Amit Bhinde: Just anecdotally on this one now, the government is planning an 8-gigawatt auction on wind. So first thing that they also have this criteria that it should not be concentrated in some states. So it would be diversified across states where the wind variability could be more. So how do you see approximate tariff impact when you look at two aspects; one, wind PLS already — speed is already impacted and other you would have to diversify into a different state where the wind speed may not be very optimal for the auction, so how do you see that?
Sumant Sinha: I don’t think — yes. So look, I don’t think that will have any impact, frankly, simply because we are, for example, as a company already operating in most of these states, and so we have already good experience in terms of wind forecasting in all of those states. And look, eventually, even if the wind quality is lesser in one state compared to another, that gets reflected in the tariff that people bid because the tariffs end up being higher in the states that have normal wind speed. What the government intends to do is to bundle all the wind bids, all the wind projects together from across various states and offer a single pool tariff to the end buyers of the power. So it actually doesn’t matter at which state you put up the capacity in.

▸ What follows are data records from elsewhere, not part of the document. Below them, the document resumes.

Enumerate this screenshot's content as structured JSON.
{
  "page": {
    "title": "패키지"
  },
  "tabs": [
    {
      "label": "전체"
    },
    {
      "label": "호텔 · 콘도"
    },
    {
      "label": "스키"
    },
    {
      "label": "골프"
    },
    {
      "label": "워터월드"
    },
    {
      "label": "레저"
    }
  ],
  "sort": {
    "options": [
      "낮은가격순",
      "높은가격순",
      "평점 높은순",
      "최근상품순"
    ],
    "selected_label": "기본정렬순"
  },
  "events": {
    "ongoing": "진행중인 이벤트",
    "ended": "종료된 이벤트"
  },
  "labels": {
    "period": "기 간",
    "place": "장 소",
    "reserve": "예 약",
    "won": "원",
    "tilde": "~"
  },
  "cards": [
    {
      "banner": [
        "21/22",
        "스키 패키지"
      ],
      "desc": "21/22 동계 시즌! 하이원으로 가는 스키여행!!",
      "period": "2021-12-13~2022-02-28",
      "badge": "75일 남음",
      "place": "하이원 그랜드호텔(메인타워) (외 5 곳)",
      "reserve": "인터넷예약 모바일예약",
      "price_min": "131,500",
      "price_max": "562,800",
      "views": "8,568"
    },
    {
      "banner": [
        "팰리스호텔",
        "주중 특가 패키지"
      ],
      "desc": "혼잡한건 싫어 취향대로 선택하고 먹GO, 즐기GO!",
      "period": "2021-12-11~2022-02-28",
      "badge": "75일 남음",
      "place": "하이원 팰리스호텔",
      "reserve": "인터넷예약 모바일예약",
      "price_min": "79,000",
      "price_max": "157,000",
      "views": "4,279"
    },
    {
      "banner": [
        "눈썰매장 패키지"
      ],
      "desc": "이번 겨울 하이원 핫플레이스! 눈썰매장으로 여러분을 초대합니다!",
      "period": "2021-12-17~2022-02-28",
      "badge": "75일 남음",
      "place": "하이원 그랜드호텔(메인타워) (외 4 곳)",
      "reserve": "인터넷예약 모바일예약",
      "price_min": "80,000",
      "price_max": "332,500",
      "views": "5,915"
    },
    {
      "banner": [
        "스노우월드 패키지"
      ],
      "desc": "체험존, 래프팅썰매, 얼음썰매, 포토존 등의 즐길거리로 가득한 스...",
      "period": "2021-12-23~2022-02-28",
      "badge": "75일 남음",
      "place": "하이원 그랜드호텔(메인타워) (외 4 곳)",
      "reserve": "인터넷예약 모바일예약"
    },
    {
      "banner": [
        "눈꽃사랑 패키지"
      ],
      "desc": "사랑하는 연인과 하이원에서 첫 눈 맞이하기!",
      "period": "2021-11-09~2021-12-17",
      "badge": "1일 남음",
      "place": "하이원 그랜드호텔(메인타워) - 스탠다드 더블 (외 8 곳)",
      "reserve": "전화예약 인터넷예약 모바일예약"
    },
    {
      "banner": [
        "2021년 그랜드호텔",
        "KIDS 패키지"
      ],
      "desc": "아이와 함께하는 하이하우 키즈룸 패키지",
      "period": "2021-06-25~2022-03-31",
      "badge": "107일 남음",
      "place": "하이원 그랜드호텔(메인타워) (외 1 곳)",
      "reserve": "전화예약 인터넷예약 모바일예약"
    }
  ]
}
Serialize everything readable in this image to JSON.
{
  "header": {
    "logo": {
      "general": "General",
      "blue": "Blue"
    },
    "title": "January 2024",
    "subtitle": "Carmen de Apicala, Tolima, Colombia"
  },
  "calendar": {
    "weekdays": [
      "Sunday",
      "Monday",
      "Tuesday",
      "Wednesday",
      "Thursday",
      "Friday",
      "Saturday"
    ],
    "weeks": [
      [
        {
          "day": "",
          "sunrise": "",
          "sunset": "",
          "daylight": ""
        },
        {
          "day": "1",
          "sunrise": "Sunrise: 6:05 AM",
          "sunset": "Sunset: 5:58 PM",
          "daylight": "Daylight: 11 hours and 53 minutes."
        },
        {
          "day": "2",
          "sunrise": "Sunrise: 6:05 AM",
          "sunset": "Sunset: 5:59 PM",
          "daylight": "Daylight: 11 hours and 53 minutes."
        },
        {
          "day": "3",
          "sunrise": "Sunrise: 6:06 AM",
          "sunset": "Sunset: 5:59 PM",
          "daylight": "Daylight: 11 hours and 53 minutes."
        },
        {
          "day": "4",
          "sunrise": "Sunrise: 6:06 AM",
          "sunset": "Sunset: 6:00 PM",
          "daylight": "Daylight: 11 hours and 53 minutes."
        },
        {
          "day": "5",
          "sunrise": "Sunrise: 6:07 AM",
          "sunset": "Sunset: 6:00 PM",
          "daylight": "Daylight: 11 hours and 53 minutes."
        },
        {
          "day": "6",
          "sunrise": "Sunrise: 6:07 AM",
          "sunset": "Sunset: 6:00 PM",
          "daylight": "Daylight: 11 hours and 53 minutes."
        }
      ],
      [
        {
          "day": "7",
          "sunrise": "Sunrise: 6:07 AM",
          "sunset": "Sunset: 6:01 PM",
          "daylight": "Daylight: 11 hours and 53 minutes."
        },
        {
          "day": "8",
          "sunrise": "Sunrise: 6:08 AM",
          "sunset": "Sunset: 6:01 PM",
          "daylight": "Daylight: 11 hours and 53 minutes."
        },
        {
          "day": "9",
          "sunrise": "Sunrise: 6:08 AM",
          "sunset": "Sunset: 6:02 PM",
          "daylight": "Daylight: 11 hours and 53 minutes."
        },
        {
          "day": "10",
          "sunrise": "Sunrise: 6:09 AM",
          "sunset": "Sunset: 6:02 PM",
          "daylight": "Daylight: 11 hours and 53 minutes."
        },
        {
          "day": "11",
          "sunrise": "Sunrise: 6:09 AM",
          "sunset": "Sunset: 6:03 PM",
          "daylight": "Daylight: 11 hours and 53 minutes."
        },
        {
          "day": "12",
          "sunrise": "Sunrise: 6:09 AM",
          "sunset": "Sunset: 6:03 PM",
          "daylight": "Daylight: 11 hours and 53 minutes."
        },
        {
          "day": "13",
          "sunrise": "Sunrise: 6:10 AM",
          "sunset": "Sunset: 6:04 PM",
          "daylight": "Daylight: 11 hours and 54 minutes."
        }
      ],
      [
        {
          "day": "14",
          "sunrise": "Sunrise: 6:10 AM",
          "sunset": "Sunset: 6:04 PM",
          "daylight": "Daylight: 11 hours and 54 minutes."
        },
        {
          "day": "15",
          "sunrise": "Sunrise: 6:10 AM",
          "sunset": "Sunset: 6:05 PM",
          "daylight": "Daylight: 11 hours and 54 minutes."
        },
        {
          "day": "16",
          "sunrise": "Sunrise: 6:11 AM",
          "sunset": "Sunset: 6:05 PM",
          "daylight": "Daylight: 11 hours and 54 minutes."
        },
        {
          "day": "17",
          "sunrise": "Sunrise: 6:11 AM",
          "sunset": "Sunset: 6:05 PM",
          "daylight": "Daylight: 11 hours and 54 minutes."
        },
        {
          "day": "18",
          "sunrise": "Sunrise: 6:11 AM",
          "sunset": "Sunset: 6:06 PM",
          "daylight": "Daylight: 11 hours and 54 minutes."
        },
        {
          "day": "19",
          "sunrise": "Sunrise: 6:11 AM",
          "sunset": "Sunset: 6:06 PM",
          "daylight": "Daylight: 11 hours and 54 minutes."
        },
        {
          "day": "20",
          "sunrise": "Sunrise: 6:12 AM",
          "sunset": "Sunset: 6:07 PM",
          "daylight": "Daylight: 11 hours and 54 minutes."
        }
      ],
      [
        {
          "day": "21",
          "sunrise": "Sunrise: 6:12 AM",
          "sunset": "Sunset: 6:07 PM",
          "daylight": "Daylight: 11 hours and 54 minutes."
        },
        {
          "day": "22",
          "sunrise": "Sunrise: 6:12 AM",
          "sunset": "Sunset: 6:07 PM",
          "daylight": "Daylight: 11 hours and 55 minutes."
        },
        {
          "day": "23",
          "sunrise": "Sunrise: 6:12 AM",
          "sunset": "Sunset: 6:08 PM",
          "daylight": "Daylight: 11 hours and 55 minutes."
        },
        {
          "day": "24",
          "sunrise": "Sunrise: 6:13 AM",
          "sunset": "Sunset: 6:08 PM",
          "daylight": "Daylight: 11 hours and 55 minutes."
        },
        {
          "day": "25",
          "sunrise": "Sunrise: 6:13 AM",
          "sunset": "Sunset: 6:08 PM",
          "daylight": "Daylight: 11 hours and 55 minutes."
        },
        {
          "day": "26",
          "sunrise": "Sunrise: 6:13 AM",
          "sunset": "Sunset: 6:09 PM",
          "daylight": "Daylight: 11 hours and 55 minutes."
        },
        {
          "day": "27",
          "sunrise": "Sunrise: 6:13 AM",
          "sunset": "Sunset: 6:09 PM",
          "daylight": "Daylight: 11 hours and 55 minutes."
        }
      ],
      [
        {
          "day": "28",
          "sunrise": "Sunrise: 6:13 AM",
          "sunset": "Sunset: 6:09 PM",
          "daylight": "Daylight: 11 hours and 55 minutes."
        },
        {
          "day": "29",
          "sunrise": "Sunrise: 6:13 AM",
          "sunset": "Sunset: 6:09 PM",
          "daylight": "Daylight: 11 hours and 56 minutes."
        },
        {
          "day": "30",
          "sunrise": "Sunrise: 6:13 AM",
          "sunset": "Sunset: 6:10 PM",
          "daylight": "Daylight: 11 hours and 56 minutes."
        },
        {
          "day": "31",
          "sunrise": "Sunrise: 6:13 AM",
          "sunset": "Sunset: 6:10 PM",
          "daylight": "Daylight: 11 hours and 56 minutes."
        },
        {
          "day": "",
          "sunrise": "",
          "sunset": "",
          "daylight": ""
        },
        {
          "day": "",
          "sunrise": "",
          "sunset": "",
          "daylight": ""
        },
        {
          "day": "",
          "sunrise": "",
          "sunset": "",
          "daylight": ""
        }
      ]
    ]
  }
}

Amit Bhinde: Okay, perfect. And another question that I had was on this domestic manufacturing of modules. Now that the module prices sell and module prices are declining, if we look at the financial aspect of it, how much would be the differential, like how much would be the output — price of the output from our own manufacturing versus, say, imports plus custom duty, for example, like say, around $0.20, $0.25 for imported module with the custom duty and maybe, I mean, whatever is the price for the domestic one, how much would be the differential between the two?
Sumant Sinha: Yes, so I can’t give you an exact answer at this point, nor do I want to be very specific on this issue right now. I think the only thing is, as you know, that import duties are 40% and — on modules and 25% on sales. And any modules that we make in India ourselves that we make in India are going to be significantly less than the protection of the duty — that the duty provides. So I think that ultimately the comparison really, in some ways, is not through imports because those will always be more expensive with the duties. But in some ways, the comparable ratio really be with what is being manufactured in India otherwise by other companies. And I think in that respect, we will be very, very competitive simply because of our scale and also because of the fact that we have much more modern plants with the latest technology.
Amit Bhinde: Alright. That ballpark, it would be around $0.25 or something, the domestic manufacturing output, I know I mean, as you said?
Sumant Sinha: No, I hate to generalize because it really depends on, for example, the input cost of either cells or wafers depending on what you’re buying. And that price is moving around a little bit. So therefore, it’s hard to give us a fixed number on that at this point.
Amit Bhinde: Alright, got that. Those are my questions, thank you.
Operator: Our next question comes from Puneet Gulati from HSBC. Please go ahead.
Puneet Gulati: Hi, thank you so much and best wishes. My first question is, you haven’t been very, very actively participating in the utility scale auctions. Is there a differentiated strategy that you are allowed to adopt focusing more on corporate than on utility scale?